Article 5 contains requirements regarding information that must be documented for each production hour which mainly refers to the amounts of electricity used and hydrogen produced as well as details on where the electricity was taken from.

Article 6 regulates that the rules of the delegated regulation shall apply both to renewable hydrogen produced inside and outside the territory of the Union.

Transitional provisions

A transitional provision is contained in Article 7 whereas Art. 4 (2) (a) and (b) shall only apply from 1 January 2027. These are the provisions relating to renewable electricity taken from the grid and procured through a power purchase agreement which stipulate that the renewable energy must come from an installation which came into operation not earlier than 36 months before the hydrogen production unit and the requirement that the renewable energy producing installation must not receive any financial support.

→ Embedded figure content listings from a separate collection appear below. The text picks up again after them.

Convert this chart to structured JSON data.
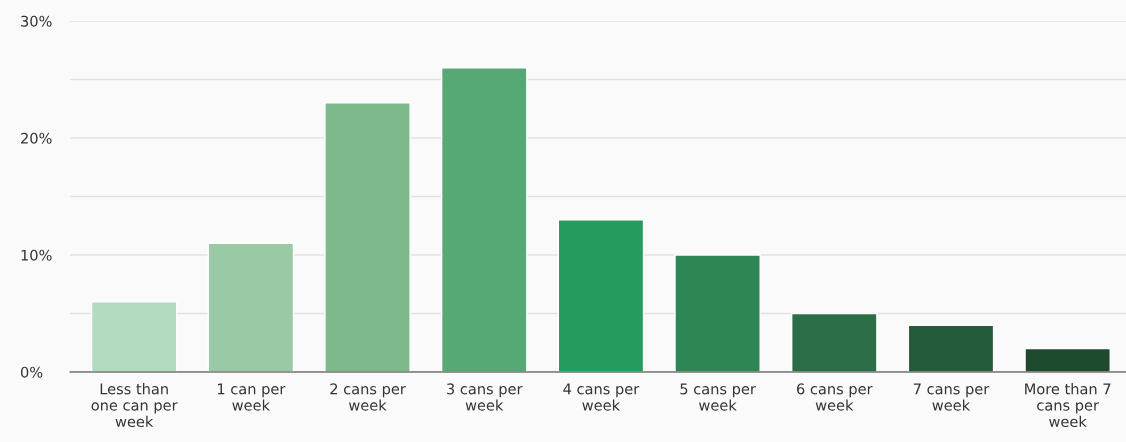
{
  "chart_data": {
    "type": "bar",
    "categories": [
      "Less than one can per week",
      "1 can per week",
      "2 cans per week",
      "3 cans per week",
      "4 cans per week",
      "5 cans per week",
      "6 cans per week",
      "7 cans per week",
      "More than 7 cans per week"
    ],
    "values": [
      6,
      11,
      23,
      26,
      13,
      10,
      5,
      4,
      2
    ],
    "colors": [
      "#b3dbc0",
      "#9ac9a5",
      "#7db98b",
      "#56a874",
      "#279a5e",
      "#2e8655",
      "#2a6d46",
      "#245b3a",
      "#1e4a2e"
    ],
    "ylim": [
      0,
      30
    ],
    "yticks": [
      {
        "value": 0,
        "label": "0%"
      },
      {
        "value": 5,
        "label": null
      },
      {
        "value": 10,
        "label": "10%"
      },
      {
        "value": 15,
        "label": null
      },
      {
        "value": 20,
        "label": "20%"
      },
      {
        "value": 25,
        "label": null
      },
      {
        "value": 30,
        "label": "30%"
      }
    ],
    "grid": "y",
    "legend": false
  }
}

A further transitional provision refers to Article 4 (2) (c) (i) and (ii) stipulating that until 31 December 2026, the renewable power must not be produced within the same calendar hour but only the same calendar month. However, this transitional provision does not apply to projects involving state aid unless the state aid only remunerates capital expenditure.

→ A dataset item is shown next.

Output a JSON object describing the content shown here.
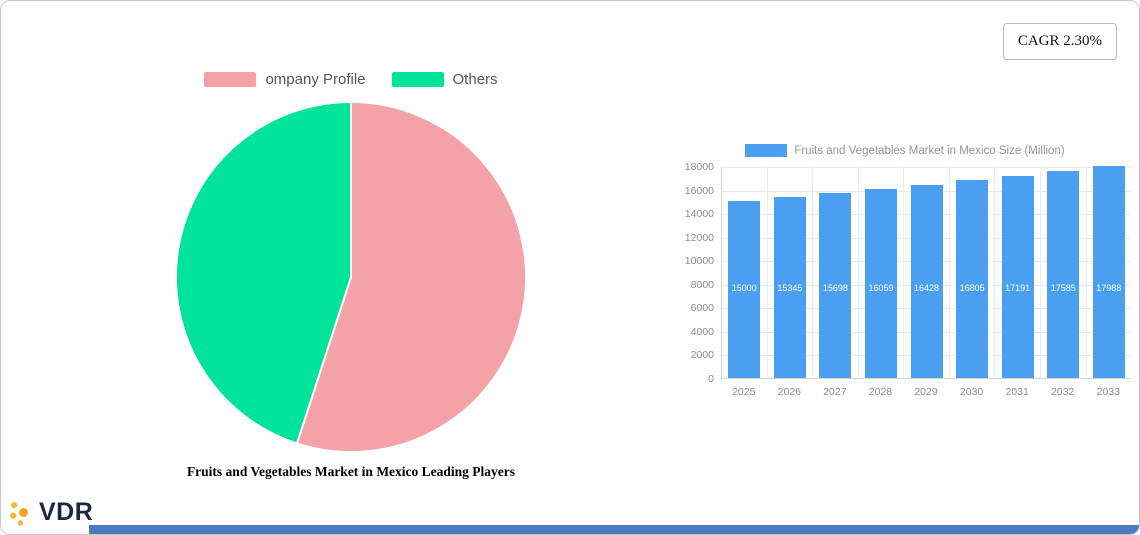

Article 8 stipulates that Article 4 (2) (a) and (b) do not apply to hydrogen production units that come into operation before 1 January 2027. These are the provisions relating to renewable electricity taken from the grid and procured through a power purchase agreement which stipulate that the renewable energy must come from an installation which came into operation not earlier than 36 months before the hydrogen production unit and the requirement that the renewable energy producing installation must not receive any financial support.

Outlook

The additional criteria of simultaneous production and additional production of renewable electricity to produce renewable hydrogen are not unexpected.  But it is at least questionable whether further transitional provisions would not have helped to achieve the targets. 

With its REPowerEU Plan, the European Commission increased its aim to produce 5,6 million tonnes of renewable hydrogen in the EU to 10 million tonnes by 2030. Additionally, a further 10 million tonnes of renewable hydrogen are to be imported from third countries. These goals are ambitious but most likely necessary to achieve the climate goals. Against this background, one could argue that it should have been made easier for hydrogen producers to produce renewable hydrogen. With the strict rules on the additionality requirements and the simultaneous production of renewable energy, the target production by 2030 seems very ambitious if not impossible to reach. 

Some stakeholders have already issued statements claiming that the requirements are too strict and that the delegated regulation will obstruct the increase of renewable hydrogen production capacities instead of facilitating it. It remains to be seen whether the public consultation process leads to any significant changes of the draft delegated regulation.